Nate spürte es, bevor er es sah.
Ein komisches, federleichtes Gefühl an seinen Armen.
Er brauchte eine halbe Sekunde, um zu begreifen, was es war – Sera.
Oder besser gesagt, ihre Abwesenheit.
Sein Griff, der sie fest umschlossen hatte, traf plötzlich nur noch auf Luft. Instinktiv spannte er seine Arme an, aber das Gewicht war bereits verschwunden.

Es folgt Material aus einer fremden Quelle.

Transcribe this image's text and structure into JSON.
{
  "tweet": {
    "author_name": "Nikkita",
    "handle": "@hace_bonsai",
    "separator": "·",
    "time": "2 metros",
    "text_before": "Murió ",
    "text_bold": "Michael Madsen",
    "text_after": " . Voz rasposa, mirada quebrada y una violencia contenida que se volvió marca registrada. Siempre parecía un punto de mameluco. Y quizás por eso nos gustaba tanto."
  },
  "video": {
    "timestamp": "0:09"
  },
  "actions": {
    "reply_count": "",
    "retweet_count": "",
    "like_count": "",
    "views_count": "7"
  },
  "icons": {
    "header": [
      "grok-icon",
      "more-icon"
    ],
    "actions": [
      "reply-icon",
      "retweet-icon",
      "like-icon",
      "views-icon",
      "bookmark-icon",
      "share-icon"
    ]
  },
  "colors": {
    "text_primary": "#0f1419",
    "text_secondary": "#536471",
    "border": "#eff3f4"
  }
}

Für einen kurzen Moment überkam ihn Panik, sein Herz schlug gegen seine Rippen. Aber dann, als er nach unten sah, sah er es – ihre Gestalt löste sich in der sich bewegenden Dunkelheit unter ihm auf und verschmolz nahtlos mit dem langgestreckten Schatten, der sich von seinem eigenen Körper aus erstreckte.
Nicht nur sie.
Cleo auch.
Sie waren in seinem Schatten.
Aus seiner Umarmung verschwunden, aber nicht aus seiner Gegenwart.

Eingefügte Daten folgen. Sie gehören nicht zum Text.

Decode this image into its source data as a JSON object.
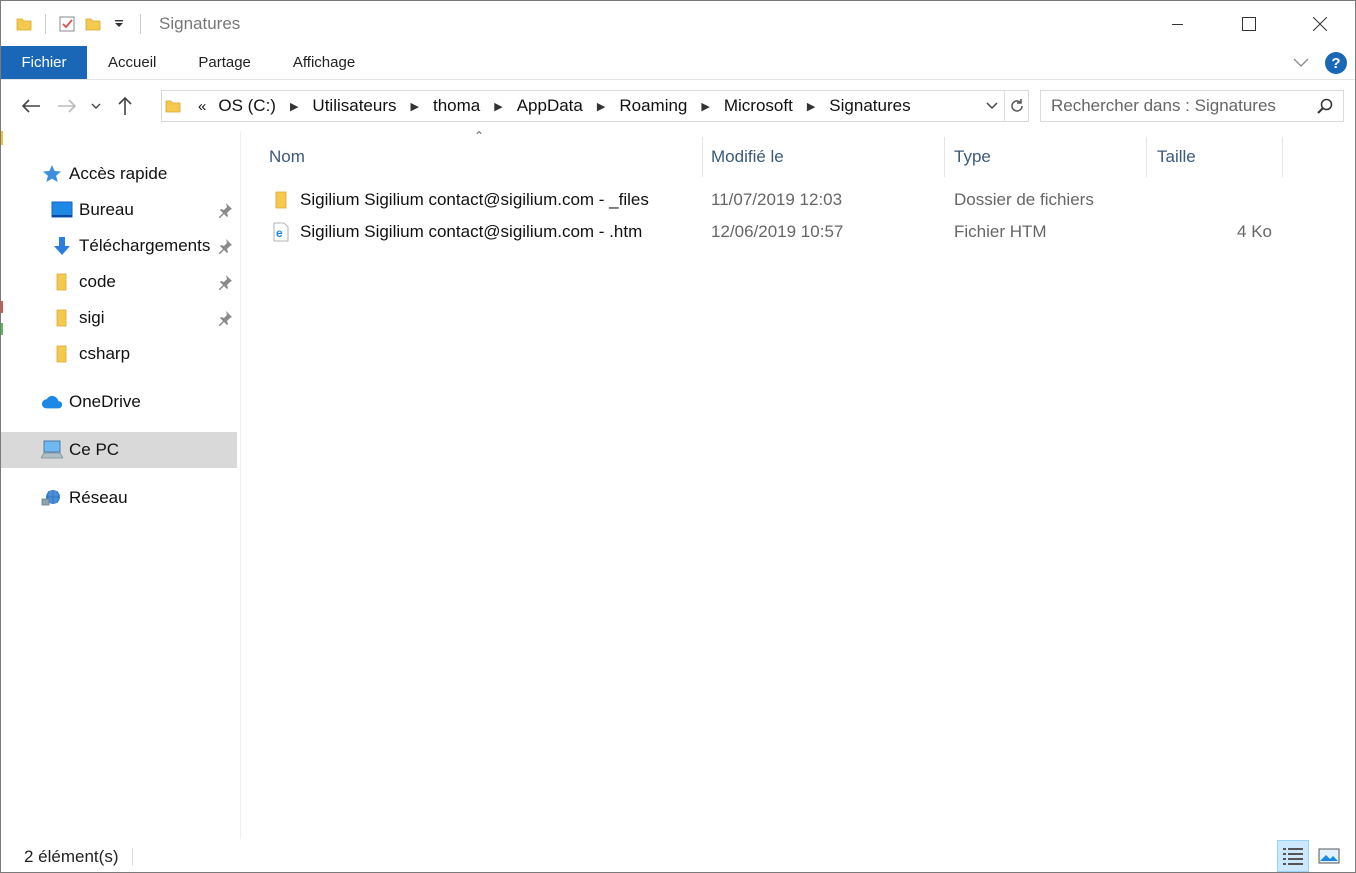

Die Erkenntnis traf ihn hart und schnell, aber bevor er sie überhaupt verarbeiten konnte, folgte ein anderes Gefühl – Erleichterung.
Pure, ungefilterte Erleichterung.
Es war egal, wie sie es geschafft hatte, es war egal, warum es funktioniert hatte. Alles, was zählte, war die unmittelbare Realität – Sera und Cleo waren keine Last mehr auf seinen Schultern.
Und das bedeutete –
Seine Geschwindigkeit explodierte augenblicklich.
Blitze zuckten an seinen Beinen, als sein Körper instinktiv reagierte und nun, da er sich nicht mehr zurückhalten musste, auf Hochtouren schaltete. Seine Muskeln dehnten sich, wuchsen, brannten – aber es war ein vertrautes Brennen, ein Brennen, das ihm sagte, dass er seine Grenzen überschritt und den Gipfel dessen erreichte, wozu sein Körper fähig war.
Er wusste nicht, wie viel Zeit er noch hatte.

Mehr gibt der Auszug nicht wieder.